20歳の私はさっそく近くの道場に入門しました。
当時は総合格闘技のPRIDEが大ブームで、ブラジルからやってきた「グレイシー柔術」が日本の強豪選手と熱い闘いを繰り広げていました。グレイシー柔術は、ブラジルに移民した日本人柔道家・前田光世が伝えた技術を、グレイシー一族が中心となって伝承してきたものです。技の多くは腕をきめる関節技や、相手を気絶させる絞め技などの寝技です。一族は秘伝の技術でアメリカのスポーツエリートや日本のプロレスラーを次々に仕留め、世界を熱狂させました。
道場では、寝技の研究が流行っていました。当時はスマホもなく、YouTubeも普及していません。仲間と数少ない技術本やビデオを見ながら、あーでもない、こーでもない、と技をかけあう日々を過ごしていました。
そのときに、先生から言われた「お前らは高速道路を走るようなものだから、うらやましいよ」という言葉が印象に残っています。先生が現役だったころは本やビデオもなく、ひとつひとつ自分たちで技を作りながら練習していたそうです。
インターネットの普及で学習の効率が劇的に向上
それからおよそ20年。現代はどうでしょう。YouTubeなどの動画教材は当たり前になり、インターネットでたいていのことは調べられます。世界のどこでも通信できる環境も整い、お金を払えば自宅から有名選手のレッスンを受けることができます。改めてすごい時代になったものです。

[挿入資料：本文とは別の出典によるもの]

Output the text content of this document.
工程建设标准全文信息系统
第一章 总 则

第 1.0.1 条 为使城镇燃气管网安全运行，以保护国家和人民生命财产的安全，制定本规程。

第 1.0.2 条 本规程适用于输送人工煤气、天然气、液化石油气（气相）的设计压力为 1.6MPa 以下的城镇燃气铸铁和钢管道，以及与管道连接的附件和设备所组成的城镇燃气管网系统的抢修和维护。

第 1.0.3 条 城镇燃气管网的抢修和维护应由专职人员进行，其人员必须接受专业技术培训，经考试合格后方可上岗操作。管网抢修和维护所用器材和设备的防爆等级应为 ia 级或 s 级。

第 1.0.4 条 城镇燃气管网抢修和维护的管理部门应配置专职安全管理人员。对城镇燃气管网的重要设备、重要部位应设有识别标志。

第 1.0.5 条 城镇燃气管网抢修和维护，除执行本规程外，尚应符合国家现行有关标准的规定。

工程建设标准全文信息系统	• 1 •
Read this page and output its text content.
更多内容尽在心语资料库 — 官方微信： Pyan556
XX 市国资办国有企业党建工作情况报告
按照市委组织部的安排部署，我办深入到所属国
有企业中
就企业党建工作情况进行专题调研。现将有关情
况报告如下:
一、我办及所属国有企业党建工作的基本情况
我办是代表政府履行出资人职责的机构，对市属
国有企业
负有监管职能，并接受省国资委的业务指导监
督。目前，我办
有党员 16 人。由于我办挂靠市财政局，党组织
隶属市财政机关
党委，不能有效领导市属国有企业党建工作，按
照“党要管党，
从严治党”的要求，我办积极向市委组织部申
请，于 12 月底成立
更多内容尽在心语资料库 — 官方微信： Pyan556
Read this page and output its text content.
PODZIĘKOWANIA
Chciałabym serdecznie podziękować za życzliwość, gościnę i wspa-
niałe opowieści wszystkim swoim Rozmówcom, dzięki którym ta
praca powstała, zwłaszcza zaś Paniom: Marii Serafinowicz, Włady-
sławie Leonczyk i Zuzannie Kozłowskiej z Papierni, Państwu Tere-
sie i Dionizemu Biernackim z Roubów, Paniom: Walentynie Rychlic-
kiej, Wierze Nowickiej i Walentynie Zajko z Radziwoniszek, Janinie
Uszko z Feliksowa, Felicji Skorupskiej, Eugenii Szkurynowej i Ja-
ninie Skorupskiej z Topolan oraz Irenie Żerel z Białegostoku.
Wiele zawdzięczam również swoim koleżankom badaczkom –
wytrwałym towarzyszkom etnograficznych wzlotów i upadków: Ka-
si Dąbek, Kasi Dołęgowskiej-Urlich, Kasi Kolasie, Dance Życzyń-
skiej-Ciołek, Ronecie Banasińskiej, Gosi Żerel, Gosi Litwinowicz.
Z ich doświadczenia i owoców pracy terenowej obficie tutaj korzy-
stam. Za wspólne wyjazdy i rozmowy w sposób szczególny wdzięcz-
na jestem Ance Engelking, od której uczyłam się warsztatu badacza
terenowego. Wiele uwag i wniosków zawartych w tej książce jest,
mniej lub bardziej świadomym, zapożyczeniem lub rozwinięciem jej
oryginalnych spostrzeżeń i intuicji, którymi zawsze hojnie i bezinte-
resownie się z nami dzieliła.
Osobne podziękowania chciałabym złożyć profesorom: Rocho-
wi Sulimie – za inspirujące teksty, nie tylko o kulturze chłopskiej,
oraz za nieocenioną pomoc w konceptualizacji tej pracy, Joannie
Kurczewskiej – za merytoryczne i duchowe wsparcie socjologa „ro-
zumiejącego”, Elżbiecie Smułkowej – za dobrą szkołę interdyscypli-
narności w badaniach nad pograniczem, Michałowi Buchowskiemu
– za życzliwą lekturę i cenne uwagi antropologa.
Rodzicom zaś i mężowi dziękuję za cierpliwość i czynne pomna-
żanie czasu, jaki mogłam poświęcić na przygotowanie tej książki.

私たちの時代が高速道路なら、現代はジェット機以上のスピードです。試合で新しい技が出ると、動画がリアルタイムで共有されます。難しい技であっても、繰り返し見ることができるので、なんとなく真似できるようになります。もちろん、コツはわからないので見よう見真似のなんちゃって技になりますが、画像も見られなかったころと比べると、とてつもない差です。
昔の格闘漫画では、山で修行して熊と戦うことが定番でした。死を覚悟した修行の末に新しい技をひらめき、それで相手を倒します。
しかし、いまの世の中で実際に山にこもって試合に臨んだとしても、都合よく新技で勝つことはありません。高度情報化社会に、1人で考えることは、飛行機を拒否して歩くようなものです。
廃業の原因は赤字ではない
これはビジネスでも同じで、昔に比べてノウハウやセオリーは巷にあふれています。
「ラーメン開業ポイント」といったキーワードで検索すると、さまざまなページがヒットします。書籍もたくさん見つかります。
そんな時代でも、「山にこもる修行」で商売を始める人は後を絶ちません。新しくオープンした店を見て、「すぐにつぶれそう」と感じることがあると思います。外装がとても入りにくいものだったり、メニューが場所と合っていなかったり、原因はさまざまですが、そのような勘は結構な確率で当たります。
明らかに失敗しそうな商売をなぜ始めるのでしょう? それは、単に事前準備が足りないからです。そもそもの計画に無理があり、スタート時にすでに負けている場合があります。計画は作ればいいわけではありません。現実に沿っていなければ意味がないのです。
近年は、国を挙げて起業者を増やす流れができていて、開業支援策が充実しています。融資を受けるハードルも低いです。事業計画が数字上はしっかりできており、事業を始める人の信用情報に問題がなければ、創業融資は受けやすくなっています。
一方で、創業後のフォローアップ体制はさほど充実していません。
創業直後から十分に顧客を集められる商売は多くありません。小規模事業では、最初の1年間は資金流出が続くことが多いです。廃業の原因は、赤字の累積ではなく、資金が尽きることです。お金がなければ材料が買えず、商売を続けられなくなるからです。